1976年に作られ、「荒井由実」名義としては最後の曲となったこの曲は、70年代の大都市で暮らした人たちの感性を代弁する曲とされています。
いわゆる学生運動が盛んだった60年代が終わり、「新人類」という言葉が生まれた70年代は、日本の経済発展の象徴であった中央自動車道が全線開通されていったタイミングでもあり、調布方面から八王子方面へと車を走らせると見えてくる景色をそのまま歌詞にしたのがこの曲でした。
「中央フリーウェイ 調布基地を追い越し 山に向かってゆけば 黄昏(たそがれ)が フロント・ガラスを染めて広がる 中央フリーウェイ 片手で持つハンドル 片手で肩を抱いて 愛してるって言ってもきこえない 風がつよくて」
この歌は、自分の感じていることを外から見ている、軽やかな自己相対化の感覚で歌われた曲であり、それがいい意味で都会的で効いていたように思います。

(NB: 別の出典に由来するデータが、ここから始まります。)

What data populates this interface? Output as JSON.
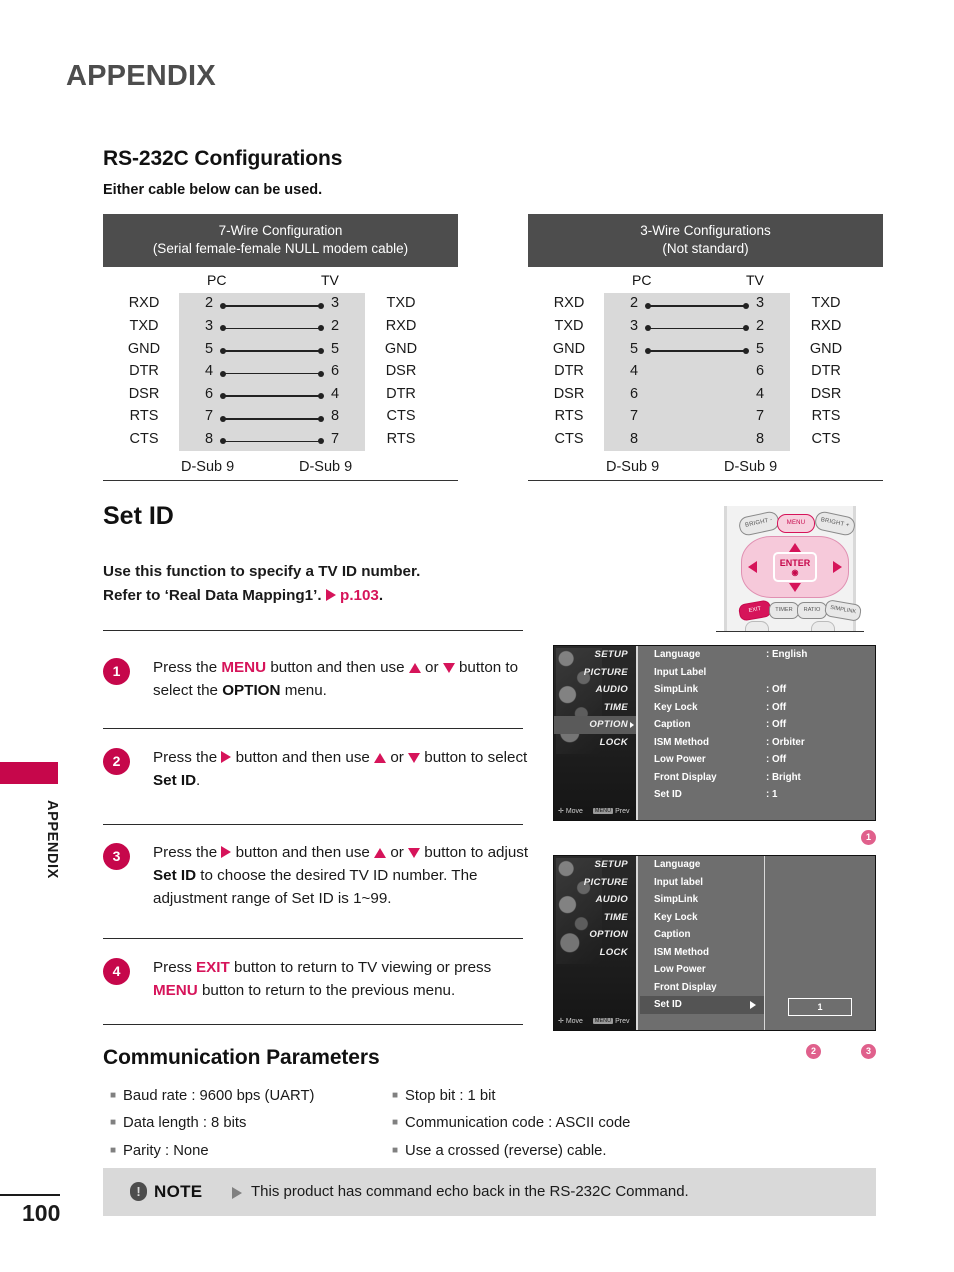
{
  "page": {
    "title": "APPENDIX",
    "side_label": "APPENDIX",
    "number": "100"
  },
  "rs232": {
    "heading": "RS-232C Configurations",
    "subheading": "Either cable below can be used.",
    "tables": [
      {
        "header_line1": "7-Wire Configuration",
        "header_line2": "(Serial female-female NULL modem cable)",
        "col_left": "PC",
        "col_right": "TV",
        "foot_left": "D-Sub 9",
        "foot_right": "D-Sub 9",
        "rows": [
          {
            "left_signal": "RXD",
            "left_pin": "2",
            "right_pin": "3",
            "right_signal": "TXD",
            "connected": true
          },
          {
            "left_signal": "TXD",
            "left_pin": "3",
            "right_pin": "2",
            "right_signal": "RXD",
            "connected": true
          },
          {
            "left_signal": "GND",
            "left_pin": "5",
            "right_pin": "5",
            "right_signal": "GND",
            "connected": true
          },
          {
            "left_signal": "DTR",
            "left_pin": "4",
            "right_pin": "6",
            "right_signal": "DSR",
            "connected": true
          },
          {
            "left_signal": "DSR",
            "left_pin": "6",
            "right_pin": "4",
            "right_signal": "DTR",
            "connected": true
          },
          {
            "left_signal": "RTS",
            "left_pin": "7",
            "right_pin": "8",
            "right_signal": "CTS",
            "connected": true
          },
          {
            "left_signal": "CTS",
            "left_pin": "8",
            "right_pin": "7",
            "right_signal": "RTS",
            "connected": true
          }
        ]
      },
      {
        "header_line1": "3-Wire Configurations",
        "header_line2": "(Not standard)",
        "col_left": "PC",
        "col_right": "TV",
        "foot_left": "D-Sub 9",
        "foot_right": "D-Sub 9",
        "rows": [
          {
            "left_signal": "RXD",
            "left_pin": "2",
            "right_pin": "3",
            "right_signal": "TXD",
            "connected": true
          },
          {
            "left_signal": "TXD",
            "left_pin": "3",
            "right_pin": "2",
            "right_signal": "RXD",
            "connected": true
          },
          {
            "left_signal": "GND",
            "left_pin": "5",
            "right_pin": "5",
            "right_signal": "GND",
            "connected": true
          },
          {
            "left_signal": "DTR",
            "left_pin": "4",
            "right_pin": "6",
            "right_signal": "DTR",
            "connected": false
          },
          {
            "left_signal": "DSR",
            "left_pin": "6",
            "right_pin": "4",
            "right_signal": "DSR",
            "connected": false
          },
          {
            "left_signal": "RTS",
            "left_pin": "7",
            "right_pin": "7",
            "right_signal": "RTS",
            "connected": false
          },
          {
            "left_signal": "CTS",
            "left_pin": "8",
            "right_pin": "8",
            "right_signal": "CTS",
            "connected": false
          }
        ]
      }
    ]
  },
  "setid": {
    "heading": "Set ID",
    "intro_line1": "Use this function to specify a TV ID number.",
    "intro_line2_a": "Refer to ‘Real Data Mapping1’.",
    "intro_line2_b": "p.103",
    "intro_line2_c": ".",
    "steps": [
      {
        "num": "1"
      },
      {
        "num": "2"
      },
      {
        "num": "3"
      },
      {
        "num": "4"
      }
    ]
  },
  "remote": {
    "buttons": {
      "bright_minus": "BRIGHT -",
      "menu": "MENU",
      "bright_plus": "BRIGHT +",
      "enter": "ENTER",
      "exit": "EXIT",
      "timer": "TIMER",
      "ratio": "RATIO",
      "simplink": "SIMPLINK"
    }
  },
  "osd1": {
    "side_items": [
      "SETUP",
      "PICTURE",
      "AUDIO",
      "TIME",
      "OPTION",
      "LOCK"
    ],
    "selected_side": "OPTION",
    "nav_move": "Move",
    "nav_prev_key": "MENU",
    "nav_prev": "Prev",
    "rows": [
      {
        "name": "Language",
        "value": ": English"
      },
      {
        "name": "Input Label",
        "value": ""
      },
      {
        "name": "SimpLink",
        "value": ": Off"
      },
      {
        "name": "Key Lock",
        "value": ": Off"
      },
      {
        "name": "Caption",
        "value": ": Off"
      },
      {
        "name": "ISM Method",
        "value": ": Orbiter"
      },
      {
        "name": "Low Power",
        "value": ": Off"
      },
      {
        "name": "Front Display",
        "value": ": Bright"
      },
      {
        "name": "Set ID",
        "value": ": 1"
      }
    ],
    "marker": "1"
  },
  "osd2": {
    "side_items": [
      "SETUP",
      "PICTURE",
      "AUDIO",
      "TIME",
      "OPTION",
      "LOCK"
    ],
    "nav_move": "Move",
    "nav_prev_key": "MENU",
    "nav_prev": "Prev",
    "rows": [
      {
        "name": "Language",
        "selected": false
      },
      {
        "name": "Input label",
        "selected": false
      },
      {
        "name": "SimpLink",
        "selected": false
      },
      {
        "name": "Key Lock",
        "selected": false
      },
      {
        "name": "Caption",
        "selected": false
      },
      {
        "name": "ISM Method",
        "selected": false
      },
      {
        "name": "Low Power",
        "selected": false
      },
      {
        "name": "Front Display",
        "selected": false
      },
      {
        "name": "Set ID",
        "selected": true
      }
    ],
    "value": "1",
    "markers": [
      "2",
      "3"
    ]
  },
  "comm": {
    "heading": "Communication Parameters",
    "left_items": [
      "Baud rate : 9600 bps (UART)",
      "Data length : 8 bits",
      "Parity : None"
    ],
    "right_items": [
      "Stop bit : 1 bit",
      "Communication code : ASCII code",
      "Use a crossed (reverse) cable."
    ]
  },
  "note": {
    "icon": "!",
    "label": "NOTE",
    "text": "This product has command echo back in the RS-232C Command."
  },
  "colors": {
    "accent": "#c6074b",
    "accent_light": "#d6145a",
    "header_bar": "#4d4d4d",
    "band": "#d9d9d9"
  }
}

16日(日)におとめ座から数えて「移り変わり」を意味する3番目のさそり座で下弦の月(意識の危機)を迎えていく今週のあなたもまた、自身の日常世界の変化を追っていきたいところです。
世の中という名の緞帳をくぐる
人間は「我」を消滅させまいとして、さまざまなことを行います。
銅像を建てる人もいれば、本を書き遺す人もいるし、名を残すために苦労を重ね、逆に悪名を轟かす人もいるわけですが、そろいもそろって自分という存在が消滅していくことを恐れている訳です。
死ぬということは決してそう厭なばかりではないけれど、自分の消滅ということはみんな嫌なんです。
ただ、それが嫌というだけで生きていると、今度は自分が生きているうちにすべきものが見えなくなっていく。これもまた、緩慢な消滅と言うべきでしょう。
ユーミンの「中央フリーウェイ」は、13歳のデビュー当時からプロデューサーをつとめてきたかまやつひろしのために書いた楽曲とされていますが、それは自分が生きているその“内”側を“外”から見つめ直すための通過儀礼だったのかも知れません。
その意味で、今週はおとめ座のテーマもまた、自分がまだ生きているうちにすべきことを明確にするためのひとつの儀式を行っていくことにあるのだとも言えるでしょう。